Optimalisasi Kontribusi Industri Kelapa sawit Indonesia


Indonesia, Penghasil Kelapa Sawit Terbesar Di Dunia
            Terletak di wilayah tropis nyatanya memberikan keuntungan tersendiri bagi negeri kita. Begitu banyak spesies tanaman yang mampu tumbuh subur dan memberikan manfaat bagi manusia-manusianya. Salah satunya adalah kelapa sawit, tanaman yang kini menyumbang devisa yang tidak sedikit. Kelapa sawit merupakan tanaman yang dibawa oleh penjajah pada tahun 1800-an.
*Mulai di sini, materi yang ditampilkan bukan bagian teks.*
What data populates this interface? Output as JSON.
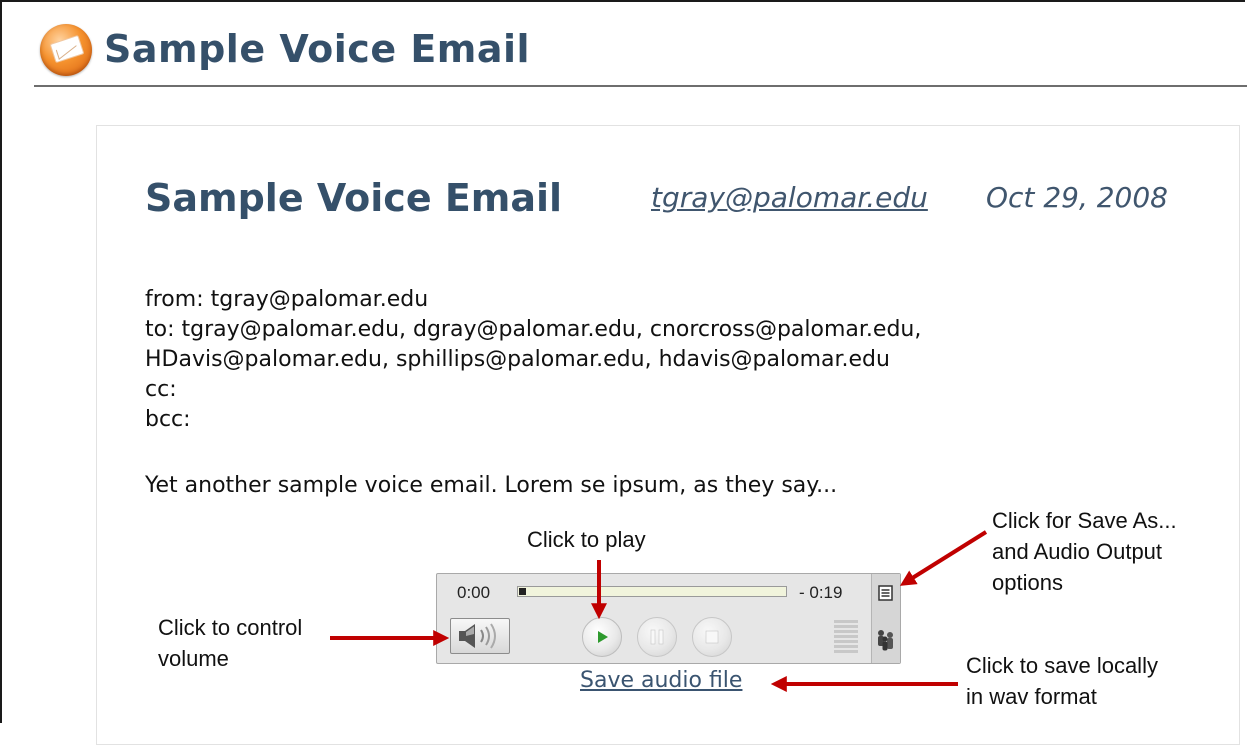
{
  "page": {
    "title": "Sample Voice Email"
  },
  "email": {
    "title": "Sample Voice Email",
    "from_link": "tgray@palomar.edu",
    "date": "Oct 29, 2008",
    "meta_lines": [
      "from: tgray@palomar.edu",
      "to: tgray@palomar.edu, dgray@palomar.edu, cnorcross@palomar.edu,",
      "HDavis@palomar.edu, sphillips@palomar.edu, hdavis@palomar.edu",
      "cc:",
      "bcc:"
    ],
    "body": "Yet another sample voice email. Lorem se ipsum, as they say..."
  },
  "player": {
    "time_elapsed": "0:00",
    "time_remaining": "- 0:19",
    "progress_fraction": 0,
    "save_link": "Save audio file"
  },
  "annotations": {
    "play": "Click to play",
    "save_as": [
      "Click for Save As...",
      "and Audio Output",
      "options"
    ],
    "volume": [
      "Click to control",
      "volume"
    ],
    "save_locally": [
      "Click to save locally",
      "in wav format"
    ]
  },
  "colors": {
    "heading": "#35506a",
    "arrow": "#c00000",
    "play_triangle": "#2e9a2e",
    "header_icon": "#f5922e"
  },
  "icons": [
    "envelope-badge-icon",
    "speaker-icon",
    "play-icon",
    "pause-icon",
    "stop-icon",
    "menu-icon",
    "people-icon"
  ]
}
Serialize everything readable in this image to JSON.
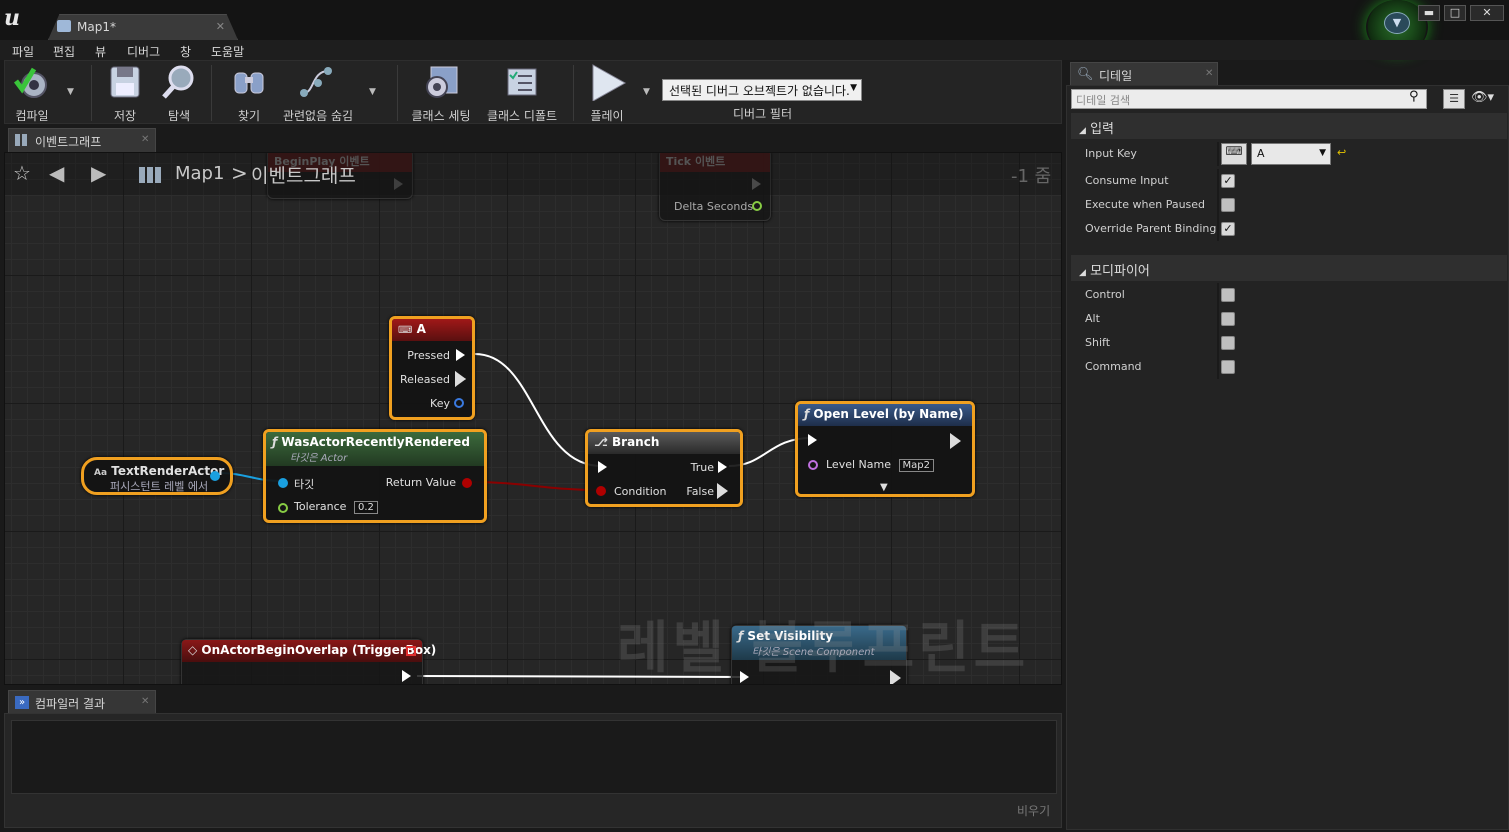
{
  "window": {
    "tab_title": "Map1*",
    "buttons": {
      "minimize": "▬",
      "maximize": "□",
      "close": "✕"
    }
  },
  "menu": [
    "파일",
    "편집",
    "뷰",
    "디버그",
    "창",
    "도움말"
  ],
  "toolbar": {
    "compile": "컴파일",
    "save": "저장",
    "browse": "탐색",
    "find": "찾기",
    "hide_unrelated": "관련없음 숨김",
    "class_settings": "클래스 세팅",
    "class_defaults": "클래스 디폴트",
    "play": "플레이",
    "debug_select": "선택된 디버그 오브젝트가 없습니다.",
    "debug_filter": "디버그 필터"
  },
  "graph_tab": {
    "label": "이벤트그래프"
  },
  "graph": {
    "breadcrumb_map": "Map1",
    "breadcrumb_sep": ">",
    "breadcrumb_graph": "이벤트그래프",
    "zoom": "-1 줌",
    "watermark": "레벨 블루프린트"
  },
  "nodes": {
    "begin_play": {
      "title": "BeginPlay 이벤트"
    },
    "tick": {
      "title": "Tick 이벤트",
      "pin_delta": "Delta Seconds"
    },
    "key_a": {
      "title": "A",
      "pin_pressed": "Pressed",
      "pin_released": "Released",
      "pin_key": "Key"
    },
    "text_render_actor": {
      "title": "TextRenderActor",
      "subtitle": "퍼시스턴트 레벨 에서"
    },
    "was_rendered": {
      "title": "WasActorRecentlyRendered",
      "subtitle": "타깃은 Actor",
      "pin_target": "타깃",
      "pin_tolerance": "Tolerance",
      "tolerance_value": "0.2",
      "pin_return": "Return Value"
    },
    "branch": {
      "title": "Branch",
      "pin_condition": "Condition",
      "pin_true": "True",
      "pin_false": "False"
    },
    "open_level": {
      "title": "Open Level (by Name)",
      "pin_level_name": "Level Name",
      "level_name_value": "Map2"
    },
    "overlap": {
      "title": "OnActorBeginOverlap (TriggerBox)"
    },
    "set_visibility": {
      "title": "Set Visibility",
      "subtitle": "타깃은 Scene Component"
    }
  },
  "compiler": {
    "tab_label": "컴파일러 결과",
    "clear": "비우기"
  },
  "details": {
    "tab_label": "디테일",
    "search_placeholder": "디테일 검색",
    "input_category": "입력",
    "modifier_category": "모디파이어",
    "input_key_label": "Input Key",
    "input_key_value": "A",
    "props": [
      {
        "label": "Consume Input",
        "checked": true
      },
      {
        "label": "Execute when Paused",
        "checked": false
      },
      {
        "label": "Override Parent Binding",
        "checked": true
      }
    ],
    "modifiers": [
      {
        "label": "Control",
        "checked": false
      },
      {
        "label": "Alt",
        "checked": false
      },
      {
        "label": "Shift",
        "checked": false
      },
      {
        "label": "Command",
        "checked": false
      }
    ]
  },
  "colors": {
    "selection_border": "#f0a020",
    "event_header": "#8a1a1a",
    "function_header": "#2a4a2a",
    "pure_header": "#3a4a6a",
    "exec_wire": "#ffffff",
    "bool_wire": "#8a0000",
    "object_wire": "#1aa0e0"
  }
}
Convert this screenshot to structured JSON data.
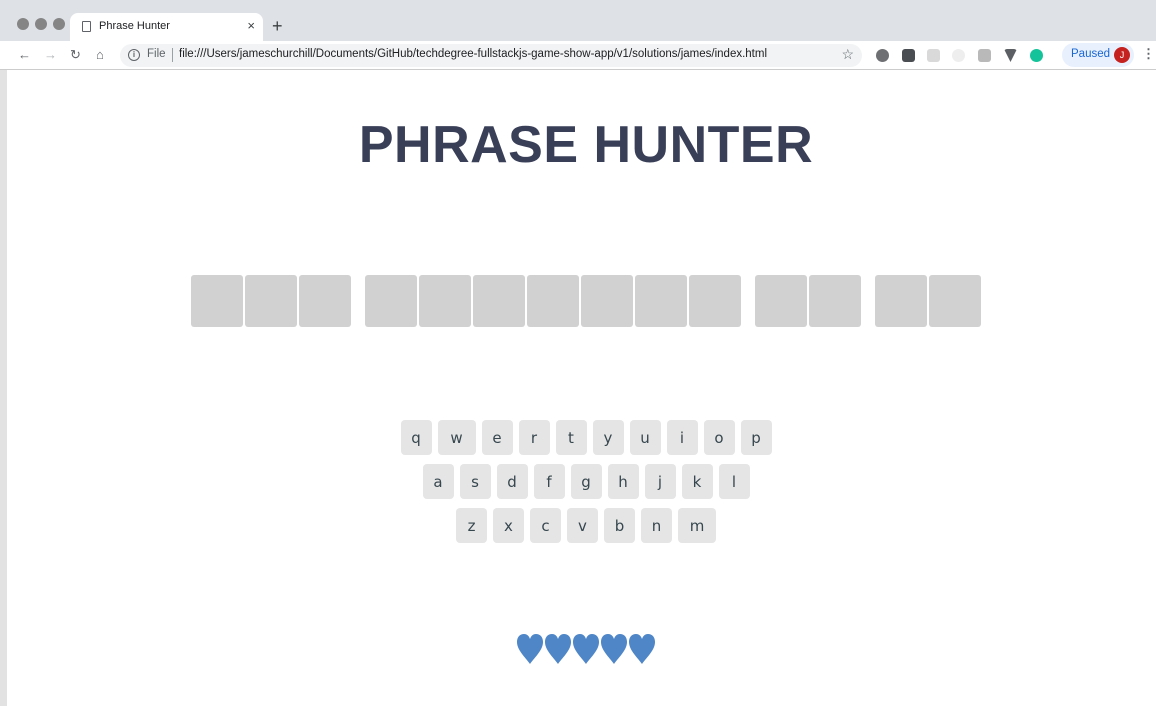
{
  "browser": {
    "tab_title": "Phrase Hunter",
    "tab_close": "×",
    "new_tab": "+",
    "omnibox_label": "File",
    "url": "file:///Users/jameschurchill/Documents/GitHub/techdegree-fullstackjs-game-show-app/v1/solutions/james/index.html",
    "profile_status": "Paused",
    "avatar_initial": "J"
  },
  "game": {
    "title": "PHRASE HUNTER",
    "phrase_words": [
      3,
      7,
      2,
      2
    ],
    "keyboard_rows": [
      [
        "q",
        "w",
        "e",
        "r",
        "t",
        "y",
        "u",
        "i",
        "o",
        "p"
      ],
      [
        "a",
        "s",
        "d",
        "f",
        "g",
        "h",
        "j",
        "k",
        "l"
      ],
      [
        "z",
        "x",
        "c",
        "v",
        "b",
        "n",
        "m"
      ]
    ],
    "lives": 5,
    "heart_color": "#4e86c7"
  }
}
Jika sebelum perang dunia kedua Sumatra dan Aceh adalah penghasil minyak kelapa sawit terbesar di dunia. Maka setelah perang dunia kedua posisi ini direbut oleh Malaysia berkat kemajuan Malaysia mengelola perkebunan sawit secara efisien dan didukung oleh penelitian dan pengembangan teknologi yang lebih mumpuni. Pada awal tahun 1980-an  kelapa sawit (Elaeis guineensis Jacq) mulai menjadi tanaman primadona dan imbasnya yaitu adanya perluasan lahan yang pesat untuk membuka perkebunan untuk tanaman ini.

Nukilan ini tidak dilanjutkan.